En regardant la pagaille européenne, nous avons fortement tendance à penser qu'elle doit beaucoup aux disparités fondamentales de productivité et de développement global entre membres de la zone euro où des pays arriérés ou semi-développés, comme la Grèce ou le Portugal (ce n'est pas mon opinion mais vous l'entendez souvent) sont maladroitement liés à des puissances comme l'Allemagne.


En conséquence, ce fut comme un choc pour moi d'examiner les données d'Eurostat sur le PIB par personne (ou la productivité ce qui donne le même résultat). Bien sûr, la Grèce ou le Portugal sont relativement pauvres avec des PIB par tête de respectivement 82% et 77% de la moyenne européenne. Ce qui, pour chacun, représente à peu près 76% et 71% de la moyenne de la zone euro, dans la mesure où les pays de la zone euro sont un peu plus riches que ceux de l'Union européenne prise globalement .Dans le même temps, l'Allemagne se situe à 120% du PIB par tête de l'UE, soit 112% de celui de la zone euro.

Mais, vraiment, ce n'est pas très différent de la situation américaine (regarder la colonne 'GDP per capita'). L'Alabama est à 74% de la moyenne fédérale, le Mississippi à 67% alors que la Nouvelle-Angleterre et les Etats intermédiaires de la côte Est sont à 118% et 116%.

En d'autres mots, dans la mesure où les inégalités économiques sous-jacentes sont en cause, la zone euro n'est pas pire que les Etats-Unis.

La différence, principalement, est nous nous concevons comme une nation et que nous acceptons allègrement des mesures fiscales qui transfèrent  régulièrement de larges sommes aux Etats les plus pauvres sans même penser à cela en termes de questions régionales - en fait, les Etats qui sont effectivement sur le carreau ont tendance à voter républicain et à s'imaginer profondément autonomes.

Le fait est que nous ne nous sommes pas toujours pensés comme une nation.

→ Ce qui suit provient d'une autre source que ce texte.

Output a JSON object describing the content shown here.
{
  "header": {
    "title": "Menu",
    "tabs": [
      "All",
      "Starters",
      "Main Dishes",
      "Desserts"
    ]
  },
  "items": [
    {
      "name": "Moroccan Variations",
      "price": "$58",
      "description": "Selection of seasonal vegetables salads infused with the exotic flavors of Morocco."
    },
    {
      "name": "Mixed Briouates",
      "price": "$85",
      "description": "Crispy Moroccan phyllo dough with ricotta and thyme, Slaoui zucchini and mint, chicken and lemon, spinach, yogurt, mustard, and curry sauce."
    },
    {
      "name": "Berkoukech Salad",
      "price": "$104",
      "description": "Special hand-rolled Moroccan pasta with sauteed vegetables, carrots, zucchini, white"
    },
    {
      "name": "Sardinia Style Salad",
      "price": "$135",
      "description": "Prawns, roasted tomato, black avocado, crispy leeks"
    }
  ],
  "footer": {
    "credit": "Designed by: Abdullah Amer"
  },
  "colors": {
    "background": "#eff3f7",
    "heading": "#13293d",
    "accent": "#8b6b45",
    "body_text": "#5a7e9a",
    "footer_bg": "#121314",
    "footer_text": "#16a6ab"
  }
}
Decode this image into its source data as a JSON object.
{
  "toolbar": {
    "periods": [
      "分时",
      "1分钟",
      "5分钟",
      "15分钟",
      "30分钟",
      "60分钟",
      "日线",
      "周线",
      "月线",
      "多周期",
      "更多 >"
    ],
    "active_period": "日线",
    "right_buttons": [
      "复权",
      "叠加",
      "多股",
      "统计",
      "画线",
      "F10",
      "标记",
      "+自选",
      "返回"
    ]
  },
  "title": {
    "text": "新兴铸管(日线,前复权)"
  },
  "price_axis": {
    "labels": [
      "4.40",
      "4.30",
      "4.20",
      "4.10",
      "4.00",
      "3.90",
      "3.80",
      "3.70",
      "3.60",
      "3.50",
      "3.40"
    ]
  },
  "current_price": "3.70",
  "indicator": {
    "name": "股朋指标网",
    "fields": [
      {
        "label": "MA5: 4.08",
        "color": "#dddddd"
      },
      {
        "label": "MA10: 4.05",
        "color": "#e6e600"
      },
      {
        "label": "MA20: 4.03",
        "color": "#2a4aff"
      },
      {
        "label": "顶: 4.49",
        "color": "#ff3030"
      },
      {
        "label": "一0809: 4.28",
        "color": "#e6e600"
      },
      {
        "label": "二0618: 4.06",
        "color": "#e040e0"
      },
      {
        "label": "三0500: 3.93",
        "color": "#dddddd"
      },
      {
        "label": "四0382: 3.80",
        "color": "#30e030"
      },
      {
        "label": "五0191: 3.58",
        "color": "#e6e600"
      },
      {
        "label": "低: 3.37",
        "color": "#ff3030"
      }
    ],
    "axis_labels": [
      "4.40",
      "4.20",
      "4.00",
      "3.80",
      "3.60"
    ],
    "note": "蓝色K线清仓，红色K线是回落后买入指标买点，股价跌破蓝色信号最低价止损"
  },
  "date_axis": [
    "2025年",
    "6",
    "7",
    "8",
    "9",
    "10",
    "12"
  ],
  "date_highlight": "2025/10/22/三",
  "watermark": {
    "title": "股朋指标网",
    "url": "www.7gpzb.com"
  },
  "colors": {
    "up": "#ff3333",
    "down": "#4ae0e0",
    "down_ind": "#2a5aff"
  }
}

Avant la guerre de sécession, les gens parlaient de "ces Etats Unis". C'est seulement après la guerre que "ces" sont devenus "les" (*)

En conclusion, les clés du succès de la zone dollar peuvent se résumer en trois mots: William Tecumseh Sherman.(**)


 (*) NdT: en fait on dit aujourd'hui "the United States is ..." alors qu'avant la guerre de sécession les gens disaient "the United States are...". Le passage du pluriel au singulier marquant la prise de conscience de la nature indivisible des Etat-Unis].


(**) NdT: le général Sherman est l'un des vainqueurs "nordistes" de la guerre de Sécession. L'auteur lui attribue ici le mérite de l'unification des Etats-Unis et, ipso facto, de la solidarité des différents Etats de la zone dollar  que sont les Etats-Unis.